Even though they're still employed, Staheli and her colleagues
already are dealing with outsourcing. During contract talks last
summer, UWMC proposed contract language allowing future outsourcing of
the 65 remaining staff transcriptionist jobs.
"We fought it like crazy and they withdrew it," Staheli said.
But it raised "huge red flags. There's always talk about transcription
being done in the Philippines for 3 cents a line" — about one-third of
what transcriptionists here can earn.
For Dawn Stinson, outsourcing is very real. The 56-year-old
transcriptionist used to work at Northwest Hospital in Seattle. But the
hospital dismissed the 10-member department about five years ago,
sending the work to Transcend Services, an outsourcing company based in
Atlanta that relies on domestic workers and voice-recognition
computers.
Stinson followed her Northwest Hospital manager to UW Medical
Center. But she knows the work could be done anywhere.

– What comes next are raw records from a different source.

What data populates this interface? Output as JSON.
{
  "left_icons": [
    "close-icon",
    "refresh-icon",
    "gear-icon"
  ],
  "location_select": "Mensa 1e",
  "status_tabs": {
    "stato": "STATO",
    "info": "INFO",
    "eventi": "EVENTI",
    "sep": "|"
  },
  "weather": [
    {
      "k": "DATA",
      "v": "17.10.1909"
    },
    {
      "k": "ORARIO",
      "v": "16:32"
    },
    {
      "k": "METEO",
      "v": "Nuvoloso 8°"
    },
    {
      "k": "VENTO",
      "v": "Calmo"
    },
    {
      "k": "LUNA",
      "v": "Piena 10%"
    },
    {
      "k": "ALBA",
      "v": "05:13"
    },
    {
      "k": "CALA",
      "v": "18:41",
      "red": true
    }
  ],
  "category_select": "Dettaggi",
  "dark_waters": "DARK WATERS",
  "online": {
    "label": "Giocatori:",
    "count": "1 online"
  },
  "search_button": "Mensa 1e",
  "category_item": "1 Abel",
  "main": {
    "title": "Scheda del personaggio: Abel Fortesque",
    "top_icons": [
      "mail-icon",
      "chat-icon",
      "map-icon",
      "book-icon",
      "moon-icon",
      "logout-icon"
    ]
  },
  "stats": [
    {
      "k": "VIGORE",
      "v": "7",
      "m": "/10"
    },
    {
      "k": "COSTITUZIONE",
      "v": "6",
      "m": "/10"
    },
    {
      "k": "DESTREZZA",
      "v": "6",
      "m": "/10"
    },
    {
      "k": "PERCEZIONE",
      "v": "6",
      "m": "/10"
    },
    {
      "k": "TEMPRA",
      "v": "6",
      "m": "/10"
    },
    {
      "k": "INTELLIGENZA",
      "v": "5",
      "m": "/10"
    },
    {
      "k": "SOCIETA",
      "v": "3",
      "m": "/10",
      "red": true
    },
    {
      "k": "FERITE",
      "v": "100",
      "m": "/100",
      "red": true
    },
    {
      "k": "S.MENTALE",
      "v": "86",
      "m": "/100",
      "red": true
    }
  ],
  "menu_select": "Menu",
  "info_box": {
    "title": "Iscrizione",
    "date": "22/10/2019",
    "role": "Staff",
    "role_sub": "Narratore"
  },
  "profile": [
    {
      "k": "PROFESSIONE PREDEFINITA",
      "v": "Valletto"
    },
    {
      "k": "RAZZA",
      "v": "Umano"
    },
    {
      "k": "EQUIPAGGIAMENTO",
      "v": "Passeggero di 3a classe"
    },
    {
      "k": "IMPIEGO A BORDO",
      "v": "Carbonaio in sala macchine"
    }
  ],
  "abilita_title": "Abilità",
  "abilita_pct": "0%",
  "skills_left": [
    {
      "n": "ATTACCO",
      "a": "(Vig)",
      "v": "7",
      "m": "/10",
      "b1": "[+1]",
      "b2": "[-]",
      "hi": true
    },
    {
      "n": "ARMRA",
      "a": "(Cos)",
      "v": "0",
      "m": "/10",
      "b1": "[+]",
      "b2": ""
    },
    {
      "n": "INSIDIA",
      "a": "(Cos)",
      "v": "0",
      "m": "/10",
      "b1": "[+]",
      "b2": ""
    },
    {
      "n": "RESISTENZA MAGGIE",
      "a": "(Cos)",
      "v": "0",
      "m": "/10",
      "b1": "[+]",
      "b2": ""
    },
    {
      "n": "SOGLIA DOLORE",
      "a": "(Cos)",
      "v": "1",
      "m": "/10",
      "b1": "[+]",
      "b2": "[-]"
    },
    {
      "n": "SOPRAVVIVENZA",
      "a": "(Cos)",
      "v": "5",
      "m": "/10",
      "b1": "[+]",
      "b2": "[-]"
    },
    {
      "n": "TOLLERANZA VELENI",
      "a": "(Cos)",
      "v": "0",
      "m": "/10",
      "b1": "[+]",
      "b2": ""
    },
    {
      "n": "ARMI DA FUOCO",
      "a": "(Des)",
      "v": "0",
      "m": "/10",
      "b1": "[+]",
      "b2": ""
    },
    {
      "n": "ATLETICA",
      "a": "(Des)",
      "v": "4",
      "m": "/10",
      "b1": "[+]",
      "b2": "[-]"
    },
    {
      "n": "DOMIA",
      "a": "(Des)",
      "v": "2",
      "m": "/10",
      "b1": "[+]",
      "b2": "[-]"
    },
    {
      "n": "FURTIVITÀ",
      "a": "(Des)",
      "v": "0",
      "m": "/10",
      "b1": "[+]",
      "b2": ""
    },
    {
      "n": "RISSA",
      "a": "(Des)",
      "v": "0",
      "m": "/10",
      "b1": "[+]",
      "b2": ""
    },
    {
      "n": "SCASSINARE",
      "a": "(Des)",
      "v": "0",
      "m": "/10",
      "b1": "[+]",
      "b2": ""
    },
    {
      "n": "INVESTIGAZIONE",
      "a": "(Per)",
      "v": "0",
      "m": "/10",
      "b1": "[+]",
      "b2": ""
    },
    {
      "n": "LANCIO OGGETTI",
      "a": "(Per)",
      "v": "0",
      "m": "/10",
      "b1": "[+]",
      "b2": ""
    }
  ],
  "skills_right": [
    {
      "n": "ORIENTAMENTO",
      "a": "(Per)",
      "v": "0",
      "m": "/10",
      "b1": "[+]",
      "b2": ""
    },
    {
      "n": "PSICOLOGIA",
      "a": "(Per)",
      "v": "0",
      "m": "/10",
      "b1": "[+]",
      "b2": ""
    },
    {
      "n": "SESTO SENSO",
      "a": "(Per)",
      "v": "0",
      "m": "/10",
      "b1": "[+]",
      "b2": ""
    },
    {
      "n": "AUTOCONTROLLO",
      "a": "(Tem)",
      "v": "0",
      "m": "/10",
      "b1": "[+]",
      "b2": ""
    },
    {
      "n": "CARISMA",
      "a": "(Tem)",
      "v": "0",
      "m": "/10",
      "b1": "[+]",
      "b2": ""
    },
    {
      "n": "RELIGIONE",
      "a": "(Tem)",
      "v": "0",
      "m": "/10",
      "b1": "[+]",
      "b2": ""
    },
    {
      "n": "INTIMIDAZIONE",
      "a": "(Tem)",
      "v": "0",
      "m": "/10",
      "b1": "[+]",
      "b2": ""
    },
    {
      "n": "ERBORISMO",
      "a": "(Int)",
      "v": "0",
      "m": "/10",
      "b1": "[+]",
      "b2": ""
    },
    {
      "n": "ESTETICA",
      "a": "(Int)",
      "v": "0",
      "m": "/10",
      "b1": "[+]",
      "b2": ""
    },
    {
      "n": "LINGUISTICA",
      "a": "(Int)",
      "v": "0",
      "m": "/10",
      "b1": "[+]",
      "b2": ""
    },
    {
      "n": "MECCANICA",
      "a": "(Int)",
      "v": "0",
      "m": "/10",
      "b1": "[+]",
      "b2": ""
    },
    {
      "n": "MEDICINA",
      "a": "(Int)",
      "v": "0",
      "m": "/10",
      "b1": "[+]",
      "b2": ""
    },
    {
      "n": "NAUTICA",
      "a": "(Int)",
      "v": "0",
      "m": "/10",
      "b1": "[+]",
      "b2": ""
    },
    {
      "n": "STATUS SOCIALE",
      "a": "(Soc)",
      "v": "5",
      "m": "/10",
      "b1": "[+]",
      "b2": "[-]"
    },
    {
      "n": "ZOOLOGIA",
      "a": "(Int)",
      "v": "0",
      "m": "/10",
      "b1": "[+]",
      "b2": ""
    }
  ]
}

"There's a big fear among most of us in this profession because we know
in the long run this is going away."
Ironically, Stinson's insecurity comes despite a shortage of
transcriptionists. The difficulty of hiring keeps wages high, making
outsourcing more attractive for employers.
That's produced an opening for Transcend and its bigger rival
MedQuist, the nation's largest transcription outsourcing company, based
in Mount Laurel, N.J.
These companies, which have offices around the country, often
can cut costs by half, transcriptionists said. The companies didn't
return calls seeking comment.
Donaldson, 59, works for UW Medical Center from her Lake Forest
Park home. She said she was spared from a partial outsourcing at her
previous job at Virginia Mason hospital.
"I've been lucky," Donaldson said. "But I've had the threat."